As part of my role with the team, I have been taking statistics during each game on an iPad, recording important information such as:

  • Shot attempts (both made and missed)
  • Rebounding (offensive and defensive)
  • Assists and turnovers
  • Blocks
  • Individual and team fouls.

I’ve used a number of different apps over the last two years to record this information but have settled on GameChanger has it provides a really good overview during the game revealing three critical stats:

  • Points off turnovers (very valuable in this tournament as the defensive pressure from the American teams has been significantly higher than what the boys are used to)
  • Second chance points (when the opposition scores after getting an offensive rebound)
  • Shooting zones for both teams – identifying where/how the opposition are getting their points (close shots “in the paint” or outside three pointers for example).

This is the overview for the last game we played against Sage Hill:

White is St Andrew's College and Green is Sage Hill

White is St Andrew’s College and Green is Sage Hill

Aside from the first quarter, this ended up being a very close game, with the difference really coming down to the very high percentage Sage Hill managed to shoot the three pointer.

Shot zone for Ben, our starting centre.

Shot zone for Ben, our starting centre. As you’d expect for a centre, most of the shots are close to the hoop.

One of the other great benefits of this app is that parents and supporters who are not at the game can follow along live online or via an iOS app with the GameStream feature, and also get game and season statistics for each player. From a coaching perspective, it is invaluable to be able to show each player where their shots were made/missed, allowing them to reflect on what were high percentage shots to keep taking, versus lower percentage shots to try and eliminate. Two other useful features are the shot chart for the game and the Game Flow (similar to the “worm” in a cricket run chase). Below are the Game Flow and Shot Chart for the last game against Sage Hill:

A unique feature of this app is the “Recap Story” automatically written after the game is completed based on the statistical data recorded. On Thursday the St Andrew’s team beat local team Westminister and this is the write up generated by GameChanger:

  • St Andrew’s College Beats Westminster
  • St Andrew’s College were victorious against Westminster 56-51 on Friday with the help of Tullen McGuinness, who scored 16 points. On a three-pointer from Will Hollings, St Andrew’s College locked down their lead in the third quarter. St Andrew’s College pulled ahead early with a 19-point second quarter on the strength of an 11-3 run, eventually claiming a 27-23 lead by halftime. McGuinness led the charge for St Andrew’s College’s offense, scoring 16 points, with nine points during the fourth period. He also contributed five rebounds and one steal. Jayden Chan (9 points) and Hollings (6) each sunk multiple three-pointers. Also contributing for St Andrew’s College were Ben Cushing (8 points, 8 rebounds, 1 block),Amosa Faitua-Nanai (6 points, 5 rebounds, 1 steal), Theo Van Hout (6 points, 2 rebounds, 1 block), Jono Trail (2 points, 2 rebounds) and Sam Cockram (2 points, 1 rebound). St Andrew’s College finished the game with 35 rebounds (eight offensive/27 defensive), three blocks and seven steals.
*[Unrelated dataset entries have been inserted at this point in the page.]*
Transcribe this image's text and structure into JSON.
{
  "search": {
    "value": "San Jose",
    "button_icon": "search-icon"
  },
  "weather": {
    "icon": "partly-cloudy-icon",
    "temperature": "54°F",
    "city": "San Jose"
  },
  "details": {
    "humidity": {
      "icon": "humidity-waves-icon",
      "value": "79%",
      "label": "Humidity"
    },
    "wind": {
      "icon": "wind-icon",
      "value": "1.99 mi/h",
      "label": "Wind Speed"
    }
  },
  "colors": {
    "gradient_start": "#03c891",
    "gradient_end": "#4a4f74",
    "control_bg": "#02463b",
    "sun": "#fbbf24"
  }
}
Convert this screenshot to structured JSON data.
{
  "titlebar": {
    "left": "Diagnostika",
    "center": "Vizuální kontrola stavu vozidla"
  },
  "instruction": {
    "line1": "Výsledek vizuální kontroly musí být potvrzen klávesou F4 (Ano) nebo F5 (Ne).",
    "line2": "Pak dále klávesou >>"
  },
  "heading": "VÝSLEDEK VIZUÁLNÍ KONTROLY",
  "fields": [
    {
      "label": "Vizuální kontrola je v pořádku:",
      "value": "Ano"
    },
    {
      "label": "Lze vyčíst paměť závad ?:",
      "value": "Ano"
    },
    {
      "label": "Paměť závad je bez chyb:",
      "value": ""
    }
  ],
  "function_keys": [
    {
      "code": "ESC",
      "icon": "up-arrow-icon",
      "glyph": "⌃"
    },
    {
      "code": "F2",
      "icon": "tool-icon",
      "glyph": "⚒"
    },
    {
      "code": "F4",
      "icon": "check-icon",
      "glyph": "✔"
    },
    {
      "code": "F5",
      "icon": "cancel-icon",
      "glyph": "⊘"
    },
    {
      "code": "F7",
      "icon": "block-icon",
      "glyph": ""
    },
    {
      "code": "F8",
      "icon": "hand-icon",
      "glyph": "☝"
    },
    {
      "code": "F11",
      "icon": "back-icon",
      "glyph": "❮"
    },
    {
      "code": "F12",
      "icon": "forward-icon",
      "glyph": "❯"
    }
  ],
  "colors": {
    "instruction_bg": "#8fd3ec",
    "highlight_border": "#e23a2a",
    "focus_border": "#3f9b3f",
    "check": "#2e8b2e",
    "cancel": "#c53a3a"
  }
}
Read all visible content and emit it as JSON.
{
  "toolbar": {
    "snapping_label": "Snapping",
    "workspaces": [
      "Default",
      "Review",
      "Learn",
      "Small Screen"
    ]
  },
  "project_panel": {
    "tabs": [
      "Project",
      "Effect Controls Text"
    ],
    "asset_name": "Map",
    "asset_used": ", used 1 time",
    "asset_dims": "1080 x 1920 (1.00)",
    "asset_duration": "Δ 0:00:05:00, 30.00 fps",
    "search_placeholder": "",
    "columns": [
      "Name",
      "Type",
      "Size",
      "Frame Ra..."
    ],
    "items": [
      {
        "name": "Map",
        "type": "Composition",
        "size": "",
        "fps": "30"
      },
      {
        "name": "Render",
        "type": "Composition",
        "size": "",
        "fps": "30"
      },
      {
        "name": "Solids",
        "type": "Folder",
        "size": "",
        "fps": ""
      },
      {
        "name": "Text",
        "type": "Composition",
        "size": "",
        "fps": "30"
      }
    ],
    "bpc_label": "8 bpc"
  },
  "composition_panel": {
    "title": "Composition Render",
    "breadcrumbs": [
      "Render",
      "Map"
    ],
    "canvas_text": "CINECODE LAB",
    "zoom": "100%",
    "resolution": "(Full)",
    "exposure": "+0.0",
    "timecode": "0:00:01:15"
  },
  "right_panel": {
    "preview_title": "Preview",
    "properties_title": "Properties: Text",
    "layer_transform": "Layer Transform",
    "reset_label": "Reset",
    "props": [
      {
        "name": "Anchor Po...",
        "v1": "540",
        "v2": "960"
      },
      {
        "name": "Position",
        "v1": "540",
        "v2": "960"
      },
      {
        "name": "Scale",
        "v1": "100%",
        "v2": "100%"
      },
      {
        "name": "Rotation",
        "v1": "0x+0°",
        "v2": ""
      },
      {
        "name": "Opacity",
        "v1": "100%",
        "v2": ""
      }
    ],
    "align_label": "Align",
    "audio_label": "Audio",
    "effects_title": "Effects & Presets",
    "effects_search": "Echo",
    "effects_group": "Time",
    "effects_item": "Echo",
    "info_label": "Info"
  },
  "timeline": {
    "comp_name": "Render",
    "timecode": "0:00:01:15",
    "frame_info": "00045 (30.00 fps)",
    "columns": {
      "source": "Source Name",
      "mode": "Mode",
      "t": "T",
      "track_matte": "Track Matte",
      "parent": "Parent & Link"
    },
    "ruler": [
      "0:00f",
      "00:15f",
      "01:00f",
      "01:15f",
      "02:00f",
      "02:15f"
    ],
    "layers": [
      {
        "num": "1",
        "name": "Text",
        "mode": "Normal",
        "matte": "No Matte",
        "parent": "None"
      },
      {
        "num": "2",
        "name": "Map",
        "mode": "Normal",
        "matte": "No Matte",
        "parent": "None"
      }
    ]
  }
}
These Recap Stories are written via technology by Narrative Science and present a succinct summary of the game. My only request would be that these recaps also reflected some of the performance of the opposition, rather than being so obviously focused on the team recording the stats.

Whilst the GameChanger app is not perfect (it is missing some useful stats such as +/- and EFF), it is very intuitive to use and provides the best “in game” reporting at a glance making it very valuable. The GameStream feature, streaming in realtime the scoring of the game, is a great feature as well.

This blog post is a little different from the usual eLearning stories that I write about, however I find it really interesting that technology like this is now available at a high school level, whereas it was previously only accessible at a College or Professional levels. It reinforces that technology is helping learning across all spectrums, both in the classroom, as well as the sports environment.